Alternative Hypothesis

**Answer**: Null Hypothesis

The average score on this problem was 63%.

Suppose the p-value for this test evaluates to 0.04. What can you conclude based on this? Select all that apply.

Reject the null hypothesis at a significance level of 0.01.

Fail to reject the null hypothesis at a significance level of 0.01.

Reject the null hypothesis at a significance level of 0.05.

Fail to reject the null hypothesis at a significance level of 0.05

**Answer**: Fail to reject the null hypothesis at a
significance level of 0.01, Reject the null hypothesis at a significance
level of 0.05.

The average score on this problem was 48%.

You want to determine if the bikes for sale locally have the
following distribution of `"style"`

: `"electric"`

(15%), `"mountain"`

(20%), `"road"`

(40%),
`"hybrid"`

(20%), and `"recumbent"`

(5%).

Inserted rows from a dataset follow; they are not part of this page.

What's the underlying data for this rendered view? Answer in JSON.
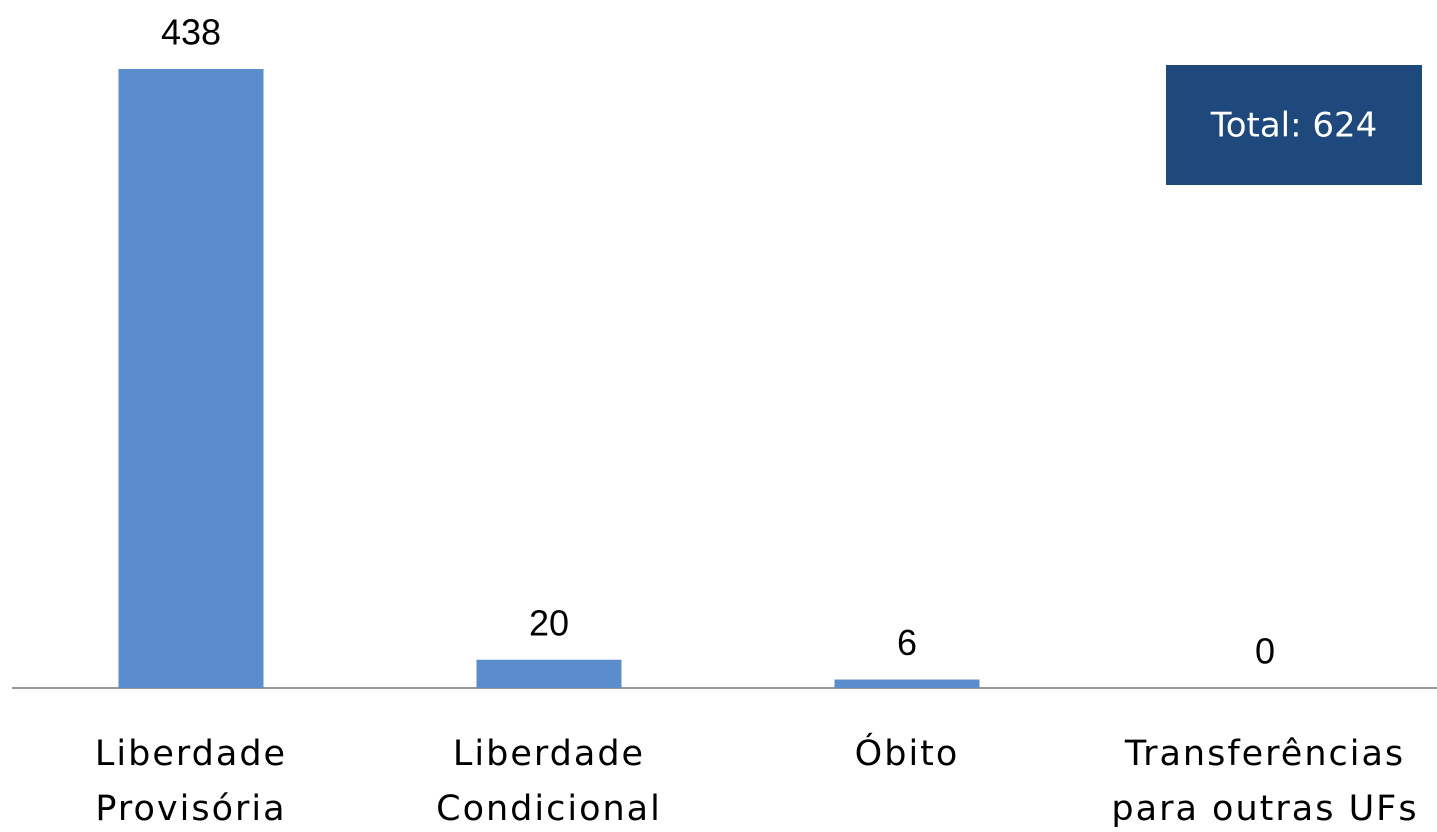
{
  "chart_data": {
    "type": "bar",
    "categories": [
      [
        "Liberdade",
        "Provisória"
      ],
      [
        "Liberdade",
        "Condicional"
      ],
      [
        "Óbito"
      ],
      [
        "Transferências",
        "para outras UFs"
      ]
    ],
    "values": [
      438,
      20,
      6,
      0
    ],
    "color": "#5b8ccb",
    "annotation": "Total: 624"
  }
}
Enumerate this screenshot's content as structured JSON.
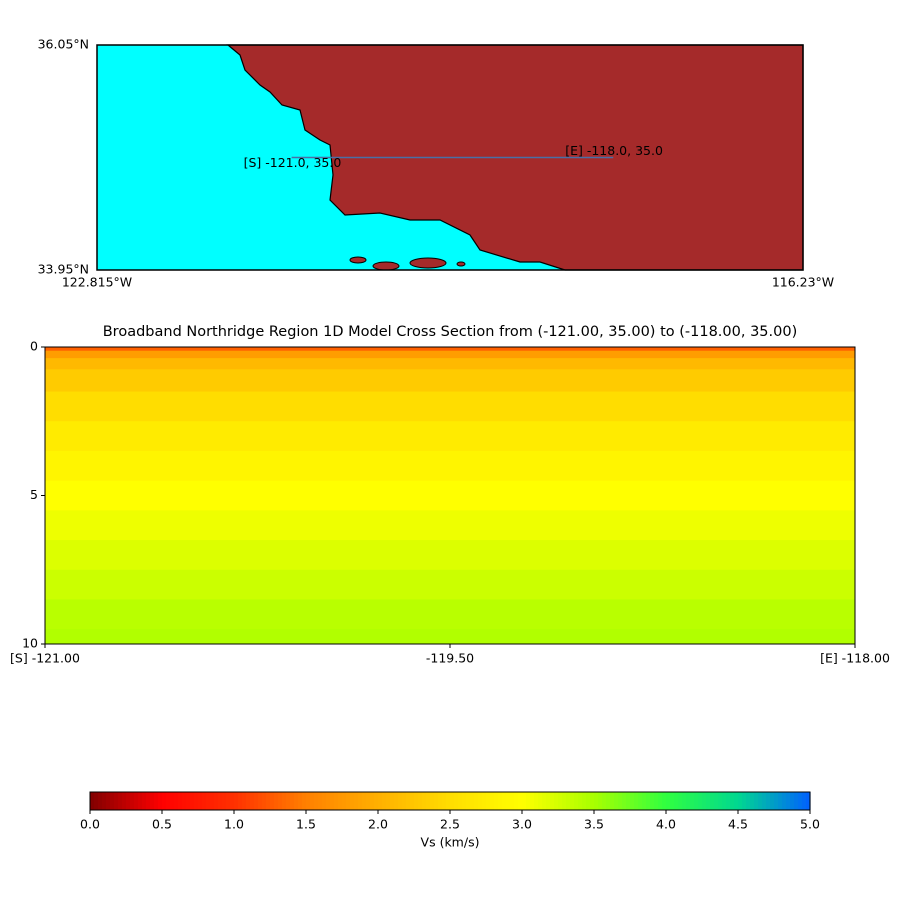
{
  "chart_data": [
    {
      "type": "map",
      "xlim": [
        -122.815,
        -116.23
      ],
      "ylim": [
        33.95,
        36.05
      ],
      "xticks": [
        {
          "value": -122.815,
          "label": "122.815°W"
        },
        {
          "value": -116.23,
          "label": "116.23°W"
        }
      ],
      "yticks": [
        {
          "value": 33.95,
          "label": "33.95°N"
        },
        {
          "value": 36.05,
          "label": "36.05°N"
        }
      ],
      "water_color": "#00ffff",
      "land_color": "#a52a2a",
      "line_color": "#4a6fa5",
      "line": {
        "x": [
          -121.0,
          -118.0
        ],
        "y": [
          35.0,
          35.0
        ]
      },
      "annotations": [
        {
          "text": "[S] -121.0, 35.0",
          "x": -121.0,
          "y": 35.0
        },
        {
          "text": "[E] -118.0, 35.0",
          "x": -118.0,
          "y": 35.0
        }
      ]
    },
    {
      "type": "heatmap",
      "title": "Broadband Northridge Region 1D Model Cross Section from (-121.00, 35.00) to (-118.00, 35.00)",
      "xlim": [
        -121.0,
        -118.0
      ],
      "ylim": [
        10,
        0
      ],
      "xticks": [
        {
          "value": -121.0,
          "label": "[S] -121.00"
        },
        {
          "value": -119.5,
          "label": "-119.50"
        },
        {
          "value": -118.0,
          "label": "[E] -118.00"
        }
      ],
      "yticks": [
        0,
        5,
        10
      ],
      "depths": [
        0,
        0.25,
        0.5,
        1,
        2,
        3,
        4,
        5,
        6,
        7,
        8,
        9,
        10
      ],
      "values": [
        1.3,
        1.8,
        2.1,
        2.3,
        2.5,
        2.7,
        2.85,
        3.0,
        3.1,
        3.2,
        3.3,
        3.4,
        3.45
      ]
    },
    {
      "type": "colorbar",
      "label": "Vs (km/s)",
      "xlim": [
        0.0,
        5.0
      ],
      "xticks": [
        {
          "value": 0,
          "label": "0.0"
        },
        {
          "value": 0.5,
          "label": "0.5"
        },
        {
          "value": 1,
          "label": "1.0"
        },
        {
          "value": 1.5,
          "label": "1.5"
        },
        {
          "value": 2,
          "label": "2.0"
        },
        {
          "value": 2.5,
          "label": "2.5"
        },
        {
          "value": 3,
          "label": "3.0"
        },
        {
          "value": 3.5,
          "label": "3.5"
        },
        {
          "value": 4,
          "label": "4.0"
        },
        {
          "value": 4.5,
          "label": "4.5"
        },
        {
          "value": 5,
          "label": "5.0"
        }
      ],
      "colors": [
        "#800000",
        "#ff0000",
        "#ff3000",
        "#ff8000",
        "#ffb000",
        "#ffdd00",
        "#ffff00",
        "#a8ff00",
        "#30ff40",
        "#00d890",
        "#0060ff"
      ]
    }
  ]
}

You want
to use the 500 rows of `bikes`

to test the following
hypotheses:

**Null**: Bikes for sale locally are randomly drawn from the proposed distribution.**Alt**: Bikes for sale locally are not randomly drawn from the proposed distribution.

Suppose that in `bikes`

, the `"style"`

column
is distributed as follows: `"electric"`

(20%),
`"mountain"`

(20%), `"road"`

(30%),
`"hybrid"`

(20%), and `"recumbent"`

(10%).

Let’s do a hypothesis test with total variation distance (TVD) as the test statistic. Fill in the blanks below to complete a simulation that calculates 10,000 TVDs under the null hypothesis.

```
def total_variation_distance(distr1, distr2):
return __(a)__
proposed = np.array([0.15, 0.20, 0.40, 0.20, 0.05])
observed = np.array([0.20, 0.20, 0.30, 0.20, 0.10])
tvds = np.array([])
for i in np.arange(10000):
simulated = np.random.multinomial(__(b)__, __(c)__) / 500
new_tvd = total_variation_distance(__(d)__, __(e)__)
tvds = np.append(tvds, new_tvd)
```

**Answer**:

(a): `np.abs((distr1 - distr2)).sum() / 2`

(b): `500`

(c): `proposed`

(d): `simulated`

(e): `proposed`

The average score on this problem was 78%.

Fill in the blanks below so that `observed_tvd`

corresponds to the observed value of the test statistic for this
hypothesis test.

`observed_tvd = total_variation_distance(__(f)__, __(g)__)`

**Answer**:

(f): `observed`

(g): `proposed`

The average score on this problem was 83%.

Which of the following correctly calculates the p-value for this hypothesis test?

`p_value = np.count_nonzero(tvds >= observed_tvd) / len(observed)`

`p_value = np.count_nonzero(tvds >= observed_tvd) / len(tvds)`

`p_value = np.count_nonzero(tvds <= observed_tvd) / len(observed)`

`p_value = np.count_nonzero(tvds <= observed_tvd) / len(tvds)`

**Answer**:
`p_value = np.count_nonzero(tvds >= observed_tvd) / len(tvds)`

The average score on this problem was 73%.